Overview

To enable response streaming in RAG, use the chat_stream endpoint instead of chat.

This allows your application to receive token streams as the model generates its response.

Events stream

In RAG, the events streamed by the endpoint follows the structure of a basic chat stream event but contains additional events for tool calling and response generation with the associated contents. This section describes the stream of events and their contents.

Event types

message-start

Same as in a basic chat stream event.

content-start

Same as in a basic chat stream event.

content-delta

Same as in a basic chat stream event.

citation-start

Emitted for every citation generated in the response.

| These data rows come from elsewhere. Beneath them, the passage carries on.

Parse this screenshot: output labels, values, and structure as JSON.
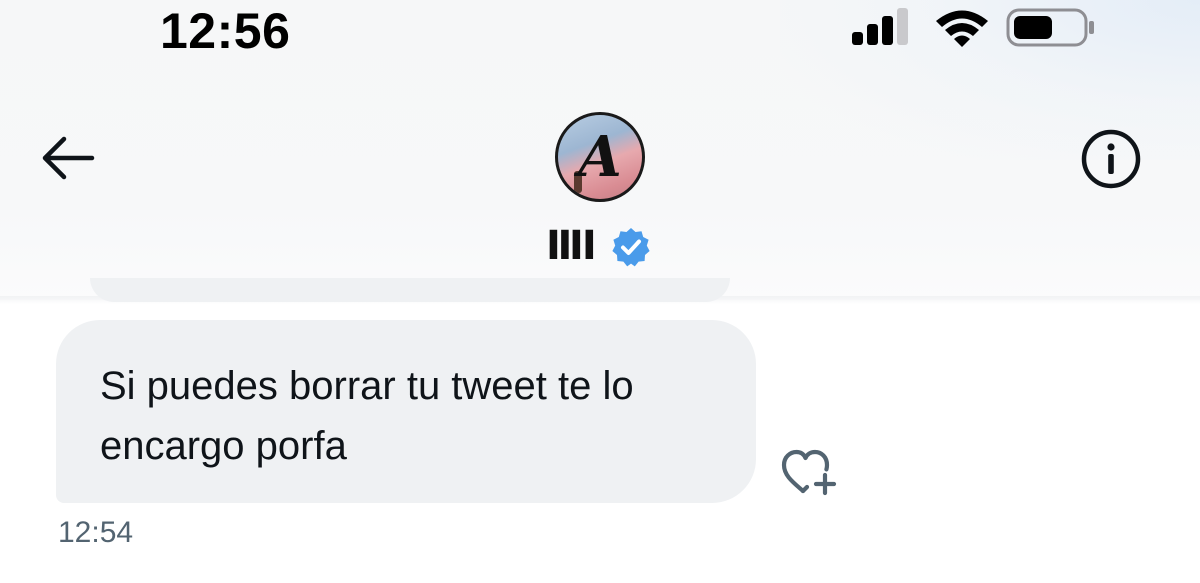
{
  "status_bar": {
    "time": "12:56",
    "signal_icon": "cellular-signal-icon",
    "wifi_icon": "wifi-icon",
    "battery_icon": "battery-icon"
  },
  "header": {
    "back_icon": "arrow-left-icon",
    "info_icon": "info-circle-icon",
    "avatar_letter": "A",
    "display_name": "ⅢⅠ",
    "verified_icon": "verified-badge-icon"
  },
  "colors": {
    "accent_blue": "#1d9bf0",
    "verified_blue": "#4a9bea",
    "bubble_bg": "#eff1f3",
    "text_primary": "#0f1419",
    "text_secondary": "#536471"
  },
  "conversation": {
    "messages": [
      {
        "text": "Si puedes borrar tu tweet te lo encargo porfa",
        "time": "12:54",
        "reaction_icon": "heart-plus-icon"
      }
    ]
  }
}
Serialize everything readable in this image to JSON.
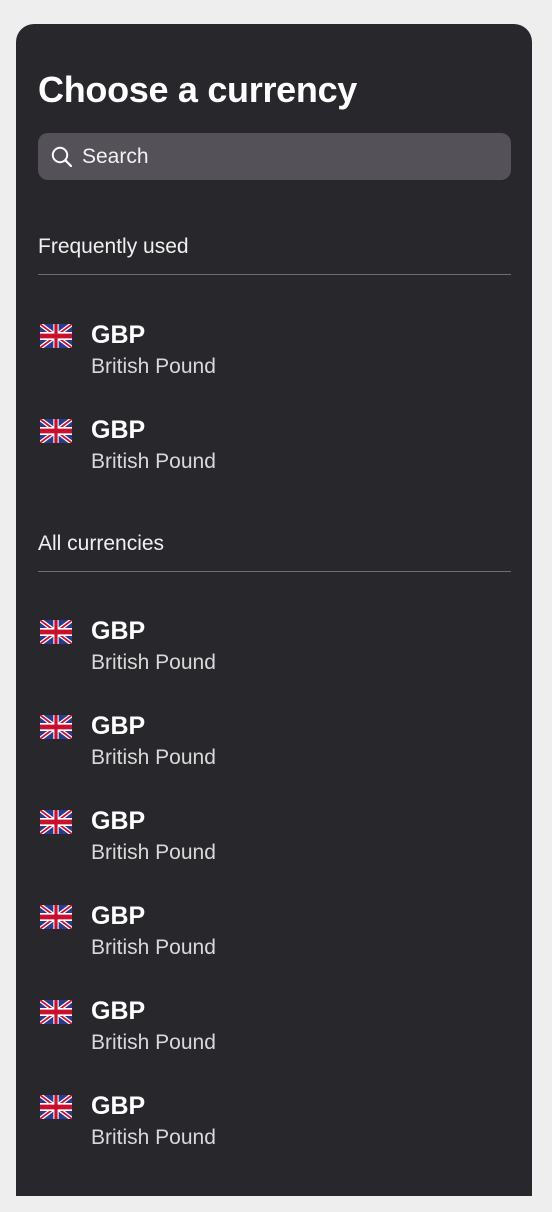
{
  "header": {
    "title": "Choose a currency"
  },
  "search": {
    "placeholder": "Search",
    "value": ""
  },
  "sections": [
    {
      "title": "Frequently used",
      "items": [
        {
          "code": "GBP",
          "name": "British Pound",
          "flag": "uk-flag-icon"
        },
        {
          "code": "GBP",
          "name": "British Pound",
          "flag": "uk-flag-icon"
        }
      ]
    },
    {
      "title": "All currencies",
      "items": [
        {
          "code": "GBP",
          "name": "British Pound",
          "flag": "uk-flag-icon"
        },
        {
          "code": "GBP",
          "name": "British Pound",
          "flag": "uk-flag-icon"
        },
        {
          "code": "GBP",
          "name": "British Pound",
          "flag": "uk-flag-icon"
        },
        {
          "code": "GBP",
          "name": "British Pound",
          "flag": "uk-flag-icon"
        },
        {
          "code": "GBP",
          "name": "British Pound",
          "flag": "uk-flag-icon"
        },
        {
          "code": "GBP",
          "name": "British Pound",
          "flag": "uk-flag-icon"
        }
      ]
    }
  ],
  "colors": {
    "background": "#eeeeee",
    "panel": "#28272c",
    "search_field": "#545159",
    "divider": "#6e6c72",
    "text_primary": "#ffffff",
    "text_secondary": "#d9d9d9"
  }
}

This event contains the details about a citation such as the start and end indices of the text that cites a source(s), the corresponding text, and the list of sources.

citation-end

Emitted to indicate the end of a citation. If there are multiple citations generated, the events will come as a sequence of citation-start and citation-end pairs.

content-end

Same as in a basic chat stream event.

message-end

Same as in a basic chat stream event.

Example stream

The following is an example stream with RAG.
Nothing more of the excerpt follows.